— Двадцать четыре, — неохотно откликнулся на вопрос соседа чем-то сильно озабоченный магистр. — Сначала на арену выедут колесницы, запряженные парой, потом тройкой, потом четверкой лошадей. А в самом конце обещают забег шестерок. Зрелище будет незабываемым, патрикии.
Почтенные мужи заволновались. Божественный Зинон решил, видимо, превзойти своего соперника Василиска, в дни правления которого количество забегов не превышало двадцати. А колесницы, запряженные шестерками, на арену не выпускались вовсе. Ибо подобные забеги почти никогда не обходились без столкновений, а следовательно, без серьезных увечий среди возниц. Частыми были и смертельные исходы. В этой связи высокородный Пергамий припомнил гибель одного из лучших возниц «синих» Феокла, который вылетел на повороте из колесницы и ударился головой о трибуну. Медный шлем не помог несчастному Феоклу, он умер почти мгновенно.
— Скоро начнут, — сказал Пергамий, потирая в нетерпении руки. — Рабы уже поливают водой арену.
Арена представляла собой огромный круг с двумя метами в виде каменных столбов, расположенных напротив друг друга. Меты служили ориентирами для возниц, которые в этих местах должны были разворачивать колесницы. Увы, удавалось это не всем и не всегда, тем более что возницам предстояло проделать не менее семи кругов. Колесниц обычно было четыре. Их возниц различали по цвету туник. Именно отсюда и пошли названия сообществ, готовивших людей и лошадей к скачкам, — синие, зеленые, белые и красные. Ныне в фаворе у властных особ были «зеленые» и «синие», но это вовсе не означало, что их соперники, «красные» и «белые», сдадутся без борьбы. У двух последних сообществ сторонников среди зрителей было никак не меньше, чем у двух первых. Феофилакт в душе сочувствовал «красным», однако, будучи долгое время лицом, приближенным к сиятельной Верине, вынужден был кривить душой в пользу «синих». Сегодня, едва ли не в первый раз за долгие годы, он мог дать волю своим истинным чувствам, не боясь прослыть нелояльным. Увы, даже это обстоятельство не могло развеять тоски, поселившейся в сердце евнуха. Феофилакт предчувствовал несчастье и смотрел сейчас не на арену, а на императорскую ложу, где торжественно рассаживались по местам император Зинон с супругой Аридной и тещей Вериной. Соправителя Зинона, юного Василиска, в ложе не было. Отсутствовал и сиятельный Арматий, всегда прежде сопровождавший тетку на ипподром. Зрители приветствовали императорскую семью, но сдержанно. Возможно, отсутствие Арматия, любимца константинопольской черни, насторожило не только Феофилакта. Арматий был едва ли не единственным видным римским патрикием, который не скрывал своей симпатии к «красным», и его отсутствие не могло, конечно, не огорчить горячих приверженцев этого сообщества.

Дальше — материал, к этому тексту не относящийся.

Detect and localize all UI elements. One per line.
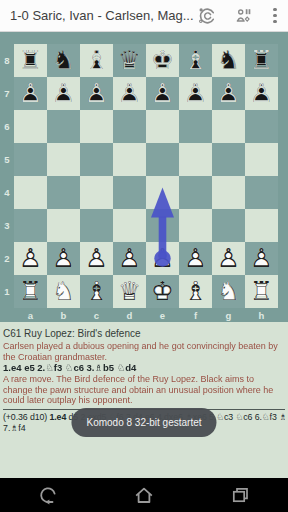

— Приедет Арматий, — утешил «красных» комит агентов Анастасий, присаживаясь на свободное место рядом с сиятельным Илом. — Куда он денется.

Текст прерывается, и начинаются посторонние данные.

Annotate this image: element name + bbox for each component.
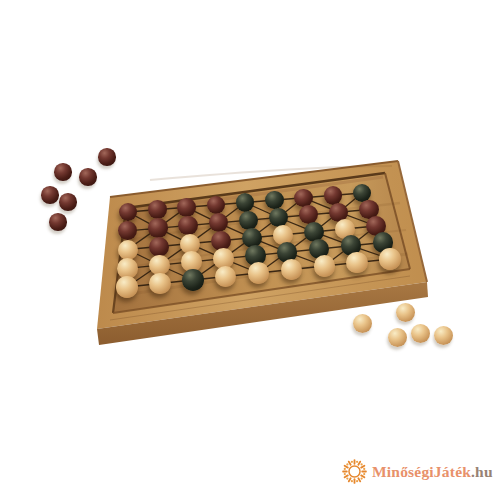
natural-ball[interactable] <box>434 326 453 345</box>
maroon-ball[interactable] <box>59 193 77 211</box>
maroon-ball[interactable] <box>54 163 72 181</box>
watermark-text: MinőségiJáték.hu <box>372 463 493 481</box>
natural-ball[interactable] <box>388 328 407 347</box>
maroon-ball[interactable] <box>119 203 138 222</box>
pieces-layer <box>0 0 500 500</box>
maroon-ball[interactable] <box>41 186 59 204</box>
maroon-ball[interactable] <box>49 213 67 231</box>
product-photo: MinőségiJáték.hu <box>0 0 500 500</box>
watermark: MinőségiJáték.hu <box>341 458 493 485</box>
green-black-ball[interactable] <box>239 211 258 230</box>
natural-ball[interactable] <box>314 255 336 277</box>
natural-ball[interactable] <box>396 303 415 322</box>
natural-ball[interactable] <box>215 266 237 288</box>
watermark-brand: MinőségiJáték <box>372 463 471 480</box>
green-black-ball[interactable] <box>182 269 204 291</box>
maroon-ball[interactable] <box>149 237 169 257</box>
maroon-ball[interactable] <box>209 213 228 232</box>
natural-ball[interactable] <box>281 259 303 281</box>
sun-logo-icon <box>341 458 368 485</box>
watermark-tld: .hu <box>471 463 493 480</box>
natural-ball[interactable] <box>248 262 270 284</box>
natural-ball[interactable] <box>411 324 430 343</box>
maroon-ball[interactable] <box>207 196 226 215</box>
natural-ball[interactable] <box>116 276 138 298</box>
natural-ball[interactable] <box>346 252 368 274</box>
green-black-ball[interactable] <box>269 208 288 227</box>
maroon-ball[interactable] <box>148 200 167 219</box>
maroon-ball[interactable] <box>324 186 343 205</box>
natural-ball[interactable] <box>118 240 138 260</box>
natural-ball[interactable] <box>149 273 171 295</box>
maroon-ball[interactable] <box>148 218 167 237</box>
natural-ball[interactable] <box>379 248 401 270</box>
maroon-ball[interactable] <box>118 221 137 240</box>
natural-ball[interactable] <box>353 314 372 333</box>
green-black-ball[interactable] <box>265 191 284 210</box>
maroon-ball[interactable] <box>98 148 116 166</box>
maroon-ball[interactable] <box>177 198 196 217</box>
green-black-ball[interactable] <box>236 193 255 212</box>
maroon-ball[interactable] <box>79 168 97 186</box>
maroon-ball[interactable] <box>178 216 197 235</box>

При этом Анастасий перехватил настороженный взгляд Феофилакта и чуть заметно пожал плечами. Евнуха насторожило, что магистр конницы и комит агентов расположились на не слишком удобных местах возле прохода, ведущего в императорскую ложу. В особо торжественных случаях по этому проходу поднимались отличившиеся возницы, дабы получить награду из рук императора. Иногда им пользовались запоздавшие зрители, из самых знатных и близких к трону патрикиев. После того как гвардейцы перекрыли все входы и выходы, Арматий мог пройти в императорскую ложу только этим путем.
— Начинают! — выдохнул Пергамий и ткнул призадумавшегося соседа локтем в бок.